I read records of the regiment’s history in the Peninsular war; a seven-year war, fought against Napoleon’s forces in Spain. This told me that when Napoleon surrendered, abdicating as emperor, and agreed to move to the isle of Elba, the 52nd came home to Britain in the summer of 1814. So this was my opportunity for Paul to meet Ellen, when he would have come home on leave, tired and recovering from a very brutal, long war, in which, on occasions, British officers had to turn against their own men when through hunger and deprivation they attacked women and stole food in a Spanish city.
In December 1814 the 52nd were ordered to sail to America, to fight there, as were many of the regiments who’d finished battling in Europe, so in the story Paul’s aim is to take Ellen with him. The regiment sailed to Cork in Ireland in January 1815, whether you consider it fortune or misfortune is a judgement we cannot make, but they were stranded at Cork for weeks due to the weather being too bad to sail, and then came the news that Napoleon had escaped Elba and was once again rallying an army.
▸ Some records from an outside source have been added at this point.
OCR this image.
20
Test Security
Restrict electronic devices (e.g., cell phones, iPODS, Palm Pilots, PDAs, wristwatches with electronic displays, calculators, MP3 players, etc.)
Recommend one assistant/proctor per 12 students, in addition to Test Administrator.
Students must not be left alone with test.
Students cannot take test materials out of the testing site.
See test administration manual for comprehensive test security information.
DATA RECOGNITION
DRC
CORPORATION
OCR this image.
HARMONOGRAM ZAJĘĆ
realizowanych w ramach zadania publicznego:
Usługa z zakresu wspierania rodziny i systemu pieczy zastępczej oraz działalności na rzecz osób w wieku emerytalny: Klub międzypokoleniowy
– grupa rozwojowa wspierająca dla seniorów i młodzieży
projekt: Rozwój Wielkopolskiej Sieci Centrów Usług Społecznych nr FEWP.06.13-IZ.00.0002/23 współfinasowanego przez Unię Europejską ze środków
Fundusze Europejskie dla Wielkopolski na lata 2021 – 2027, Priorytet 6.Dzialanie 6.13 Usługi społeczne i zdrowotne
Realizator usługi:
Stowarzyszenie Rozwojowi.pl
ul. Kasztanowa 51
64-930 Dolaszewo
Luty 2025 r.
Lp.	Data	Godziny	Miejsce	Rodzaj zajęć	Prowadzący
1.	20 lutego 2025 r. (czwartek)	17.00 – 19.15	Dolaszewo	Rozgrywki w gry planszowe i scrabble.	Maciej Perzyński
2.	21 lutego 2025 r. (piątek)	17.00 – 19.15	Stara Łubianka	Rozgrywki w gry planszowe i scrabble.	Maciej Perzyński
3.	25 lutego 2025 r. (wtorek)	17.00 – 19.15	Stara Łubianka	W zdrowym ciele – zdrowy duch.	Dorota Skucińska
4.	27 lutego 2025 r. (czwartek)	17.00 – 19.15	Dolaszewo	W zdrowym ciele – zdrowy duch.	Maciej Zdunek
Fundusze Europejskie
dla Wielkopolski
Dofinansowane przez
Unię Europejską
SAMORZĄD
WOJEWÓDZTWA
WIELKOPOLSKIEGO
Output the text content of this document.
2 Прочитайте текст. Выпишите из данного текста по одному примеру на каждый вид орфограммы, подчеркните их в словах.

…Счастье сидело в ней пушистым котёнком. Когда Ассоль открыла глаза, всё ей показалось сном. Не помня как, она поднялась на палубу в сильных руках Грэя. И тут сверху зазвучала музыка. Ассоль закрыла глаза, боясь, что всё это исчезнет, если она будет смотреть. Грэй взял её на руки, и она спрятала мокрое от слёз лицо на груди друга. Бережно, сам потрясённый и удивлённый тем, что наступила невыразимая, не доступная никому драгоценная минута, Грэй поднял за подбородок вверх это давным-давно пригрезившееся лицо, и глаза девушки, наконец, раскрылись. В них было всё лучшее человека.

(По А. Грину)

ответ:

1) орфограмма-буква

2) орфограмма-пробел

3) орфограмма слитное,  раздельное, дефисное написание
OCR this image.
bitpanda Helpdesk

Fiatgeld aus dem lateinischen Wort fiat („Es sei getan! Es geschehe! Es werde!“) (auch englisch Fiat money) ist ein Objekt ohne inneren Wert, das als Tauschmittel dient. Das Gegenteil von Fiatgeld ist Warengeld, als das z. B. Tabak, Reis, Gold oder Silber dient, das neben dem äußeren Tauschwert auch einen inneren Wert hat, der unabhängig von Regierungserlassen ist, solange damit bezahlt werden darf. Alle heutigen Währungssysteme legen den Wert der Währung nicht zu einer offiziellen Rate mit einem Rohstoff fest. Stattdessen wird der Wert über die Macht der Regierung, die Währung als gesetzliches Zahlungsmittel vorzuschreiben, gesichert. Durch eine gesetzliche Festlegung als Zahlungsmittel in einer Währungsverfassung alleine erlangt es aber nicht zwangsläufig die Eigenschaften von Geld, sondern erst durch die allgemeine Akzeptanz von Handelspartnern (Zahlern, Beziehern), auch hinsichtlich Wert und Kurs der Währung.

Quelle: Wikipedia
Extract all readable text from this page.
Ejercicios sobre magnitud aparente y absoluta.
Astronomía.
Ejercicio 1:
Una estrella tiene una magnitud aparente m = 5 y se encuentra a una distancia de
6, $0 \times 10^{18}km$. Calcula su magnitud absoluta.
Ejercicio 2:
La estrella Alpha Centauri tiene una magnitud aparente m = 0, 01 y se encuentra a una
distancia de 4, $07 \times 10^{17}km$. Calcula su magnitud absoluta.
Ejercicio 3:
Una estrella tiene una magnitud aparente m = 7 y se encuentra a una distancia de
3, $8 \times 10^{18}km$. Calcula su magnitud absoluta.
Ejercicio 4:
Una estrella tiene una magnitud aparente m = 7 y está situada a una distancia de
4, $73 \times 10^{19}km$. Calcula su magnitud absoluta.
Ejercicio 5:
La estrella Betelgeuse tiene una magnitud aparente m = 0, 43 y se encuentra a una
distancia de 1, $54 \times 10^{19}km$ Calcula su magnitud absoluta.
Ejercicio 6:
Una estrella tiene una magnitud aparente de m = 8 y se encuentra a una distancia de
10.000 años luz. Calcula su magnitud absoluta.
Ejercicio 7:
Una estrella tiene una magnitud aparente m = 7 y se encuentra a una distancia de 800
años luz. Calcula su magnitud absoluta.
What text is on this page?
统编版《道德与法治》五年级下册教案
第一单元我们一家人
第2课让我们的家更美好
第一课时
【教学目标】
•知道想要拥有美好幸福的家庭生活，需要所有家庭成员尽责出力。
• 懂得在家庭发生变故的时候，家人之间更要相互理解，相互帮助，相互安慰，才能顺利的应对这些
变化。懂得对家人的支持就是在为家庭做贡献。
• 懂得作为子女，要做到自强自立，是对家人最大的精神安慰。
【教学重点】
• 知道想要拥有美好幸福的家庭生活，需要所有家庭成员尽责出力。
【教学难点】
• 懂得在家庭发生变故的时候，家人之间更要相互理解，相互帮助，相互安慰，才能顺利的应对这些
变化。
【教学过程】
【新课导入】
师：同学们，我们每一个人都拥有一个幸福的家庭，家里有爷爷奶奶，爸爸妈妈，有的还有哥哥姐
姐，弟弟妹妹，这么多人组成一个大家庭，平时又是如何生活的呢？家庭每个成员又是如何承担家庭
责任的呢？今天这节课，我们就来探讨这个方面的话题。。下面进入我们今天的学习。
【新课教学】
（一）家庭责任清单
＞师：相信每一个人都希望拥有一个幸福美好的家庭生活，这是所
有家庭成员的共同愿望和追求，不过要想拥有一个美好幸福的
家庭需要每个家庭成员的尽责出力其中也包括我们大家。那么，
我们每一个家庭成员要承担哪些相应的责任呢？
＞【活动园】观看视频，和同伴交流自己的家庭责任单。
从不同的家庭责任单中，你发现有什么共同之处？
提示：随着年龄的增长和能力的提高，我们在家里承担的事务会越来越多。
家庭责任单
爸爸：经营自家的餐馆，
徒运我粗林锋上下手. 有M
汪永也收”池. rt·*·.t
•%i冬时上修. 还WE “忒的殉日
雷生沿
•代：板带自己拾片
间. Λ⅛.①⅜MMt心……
It must have been devastating news—for men who had fought through hunger, heat and miles and miles of marching, who’d lost numerous men and friends to war and seen far too many horrors—to know that the war was no longer won and they had to go back. The 52nd Regiment were then ordered to Ostend and from there to Brussels. Those men who’d endured the Peninsular war knew what they were heading towards, but because the decision was made by the generals not to go to Napoleon but to wait and let Napoleon make his moves first then the atmosphere of the journey towards Brussels was party like. Napoleon was still miles away so the regiments were accompanied by the officers’ families and by hundreds of tourists who’d come to enjoy the entertainment of crushing Napoleon again.
200 years ago, the soldiers would have been gathered in and around Brussels, and they had been there for weeks, waiting for a battle that they all felt was inevitable.
I have a couple more posts on Waterloo to share with you, and I am lucky enough to be heading over to Brussels for the commemoration, so I will share everything I discover later this month when I come back too.